Of ages seminarish, I sing my plaintive lay

When the Anthros and the Histos went forth in great array

To battle fierce on issues large, resolved to clear the mystery:

"Historical anthropology," or merely "ethnohistory"?

 

As ever with each other, the Anthros' fight was bitter

Until the Histos hove in view and at the sight did titter;

Then closed the Anthro ranks, and soon against the foe

Their armament of jargon for bafflement did snow.

 

Upstreaming fast, they flanked the line. A fog enveloped all

While emic-etic bombadiers strafed hard the awful brawl.

"They're in the field!" howled Histos. "We cannot follow there."  

They ran and hid in archives deep -- dense darkness in their lair.

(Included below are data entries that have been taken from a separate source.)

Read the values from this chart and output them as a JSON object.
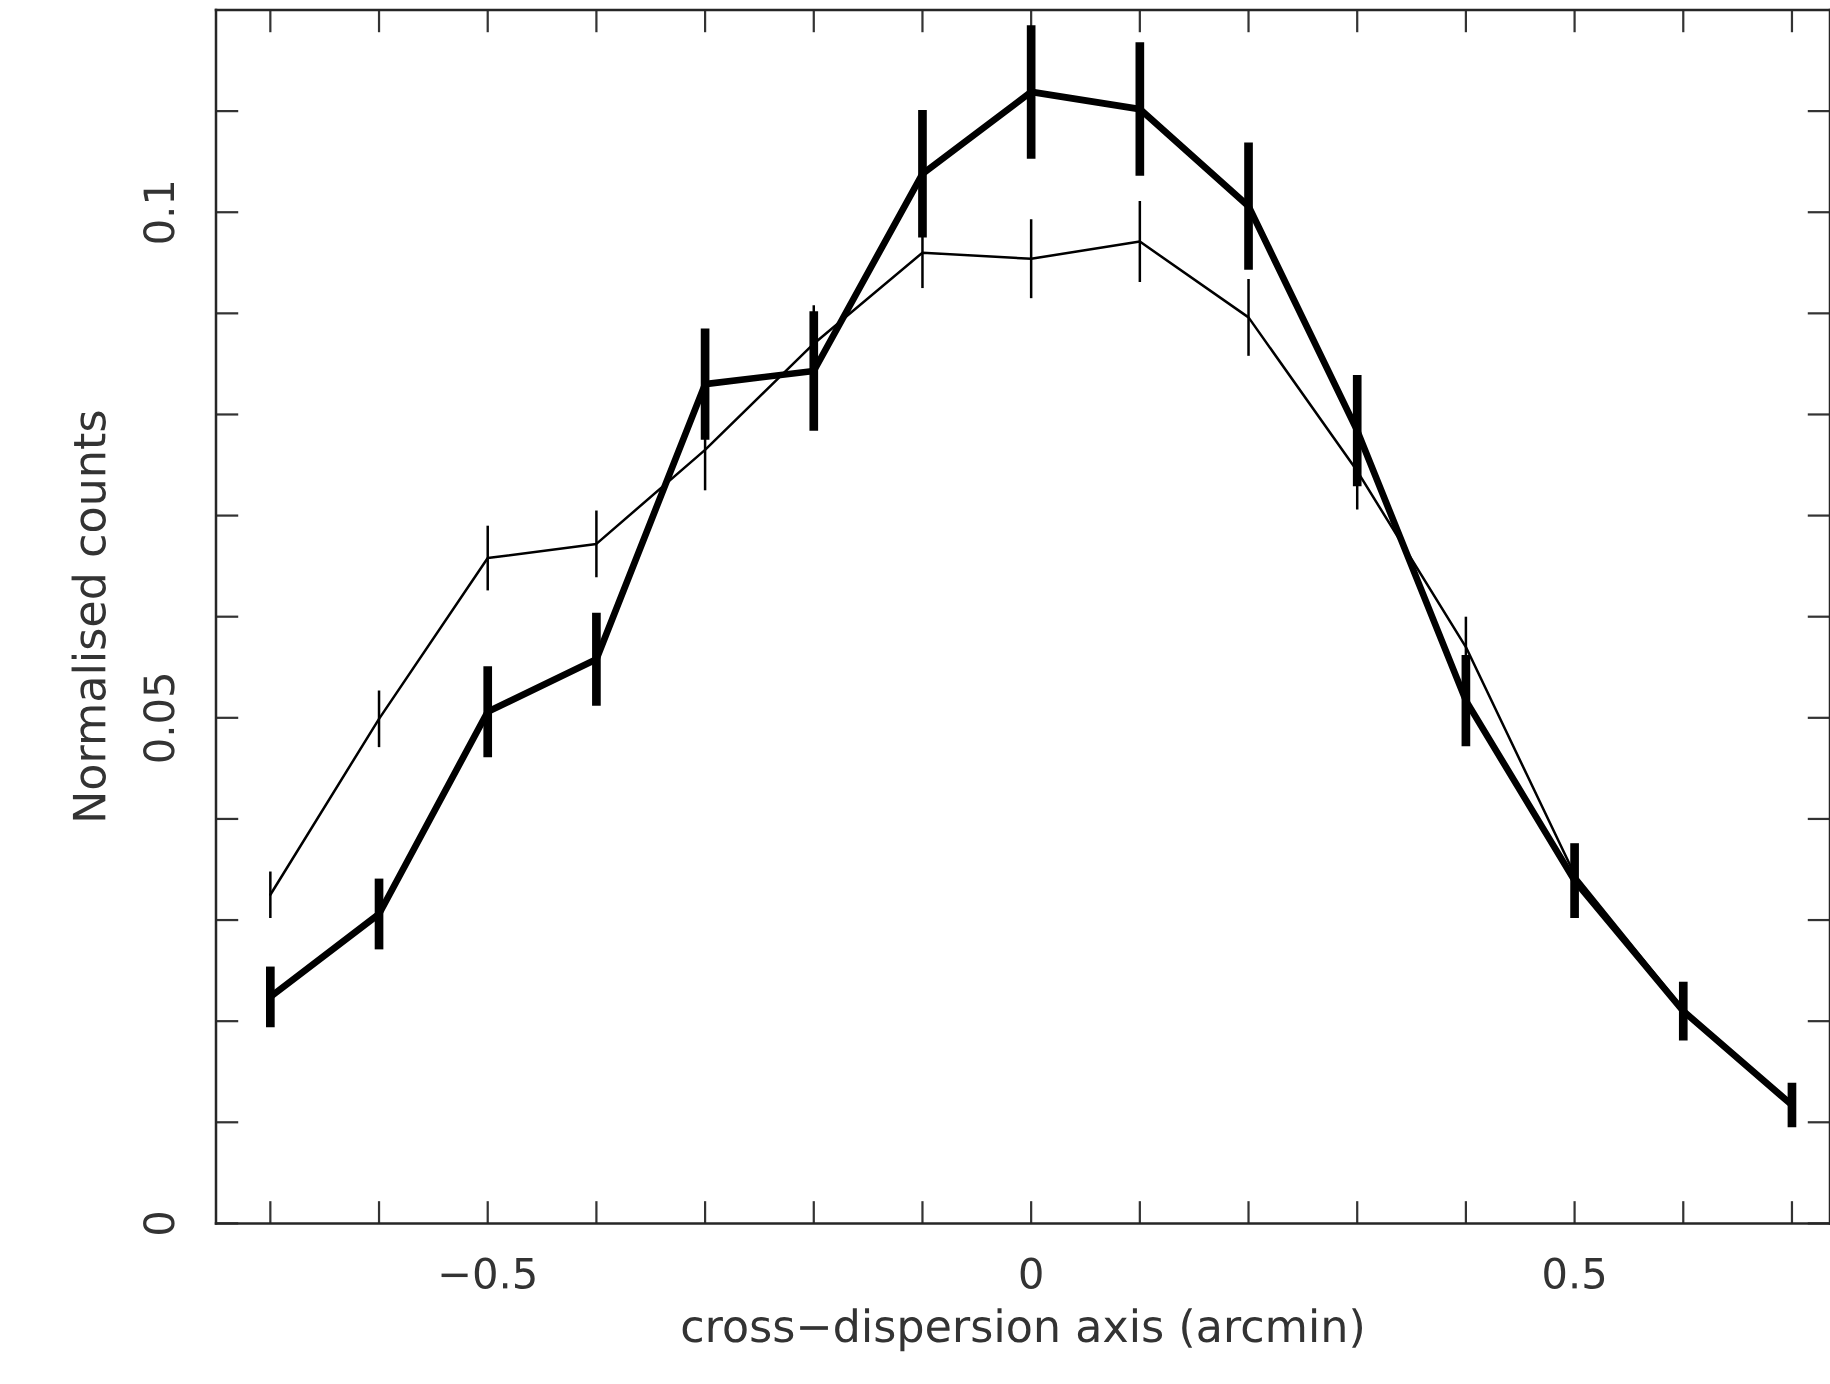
{
  "chart_data": {
    "type": "line",
    "xlabel": "cross−dispersion axis (arcmin)",
    "ylabel": "Normalised counts",
    "x": [
      -0.7,
      -0.6,
      -0.5,
      -0.4,
      -0.3,
      -0.2,
      -0.1,
      0,
      0.1,
      0.2,
      0.3,
      0.4,
      0.5,
      0.6,
      0.7
    ],
    "series": [
      {
        "color": "#000000",
        "values": [
          0.0325,
          0.0499,
          0.0658,
          0.0672,
          0.0765,
          0.087,
          0.096,
          0.0954,
          0.0971,
          0.0896,
          0.0744,
          0.057,
          0.0345,
          0.0212,
          0.0117
        ],
        "errors": [
          0.0023,
          0.0028,
          0.0032,
          0.0033,
          0.004,
          0.0038,
          0.0035,
          0.0039,
          0.004,
          0.0038,
          0.0038,
          0.003,
          0.0025,
          0.002,
          0.0015
        ]
      },
      {
        "color": "#000000",
        "values": [
          0.0224,
          0.0306,
          0.0506,
          0.0558,
          0.083,
          0.0843,
          0.1038,
          0.1119,
          0.1102,
          0.1006,
          0.0784,
          0.0517,
          0.0339,
          0.021,
          0.0117
        ],
        "errors": [
          0.003,
          0.0035,
          0.0045,
          0.0046,
          0.0055,
          0.0059,
          0.0063,
          0.0066,
          0.0066,
          0.0063,
          0.0055,
          0.0045,
          0.0037,
          0.0029,
          0.0022
        ]
      }
    ],
    "xlim": [
      -0.75,
      0.735
    ],
    "ylim": [
      0,
      0.12
    ],
    "xticks": [
      {
        "value": -0.7,
        "label": null
      },
      {
        "value": -0.6,
        "label": null
      },
      {
        "value": -0.5,
        "label": "−0.5"
      },
      {
        "value": -0.4,
        "label": null
      },
      {
        "value": -0.3,
        "label": null
      },
      {
        "value": -0.2,
        "label": null
      },
      {
        "value": -0.1,
        "label": null
      },
      {
        "value": 0,
        "label": "0"
      },
      {
        "value": 0.1,
        "label": null
      },
      {
        "value": 0.2,
        "label": null
      },
      {
        "value": 0.3,
        "label": null
      },
      {
        "value": 0.4,
        "label": null
      },
      {
        "value": 0.5,
        "label": "0.5"
      },
      {
        "value": 0.6,
        "label": null
      },
      {
        "value": 0.7,
        "label": null
      }
    ],
    "yticks": [
      {
        "value": 0,
        "label": "0"
      },
      {
        "value": 0.01,
        "label": null
      },
      {
        "value": 0.02,
        "label": null
      },
      {
        "value": 0.03,
        "label": null
      },
      {
        "value": 0.04,
        "label": null
      },
      {
        "value": 0.05,
        "label": "0.05"
      },
      {
        "value": 0.06,
        "label": null
      },
      {
        "value": 0.07,
        "label": null
      },
      {
        "value": 0.08,
        "label": null
      },
      {
        "value": 0.09,
        "label": null
      },
      {
        "value": 0.1,
        "label": "0.1"
      },
      {
        "value": 0.11,
        "label": null
      }
    ],
    "grid": false,
    "legend": false,
    "marker": "none",
    "line_style": "solid"
  }
}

"The fight's not fair," the Histos growled, "we dare not come to grips."

"For if we do, the chronicheit will spread to cripple quips.

"We'll document with dates and data until they beg for ruth."

And so they fought until the field was littered with the truth.


It was a famous victory at the setting of the sun.

The only issue unresolved remained the rude, "Who won?"


It won't make the Norton Anthology, but it is a far better thing than I have managed for any of my own classes.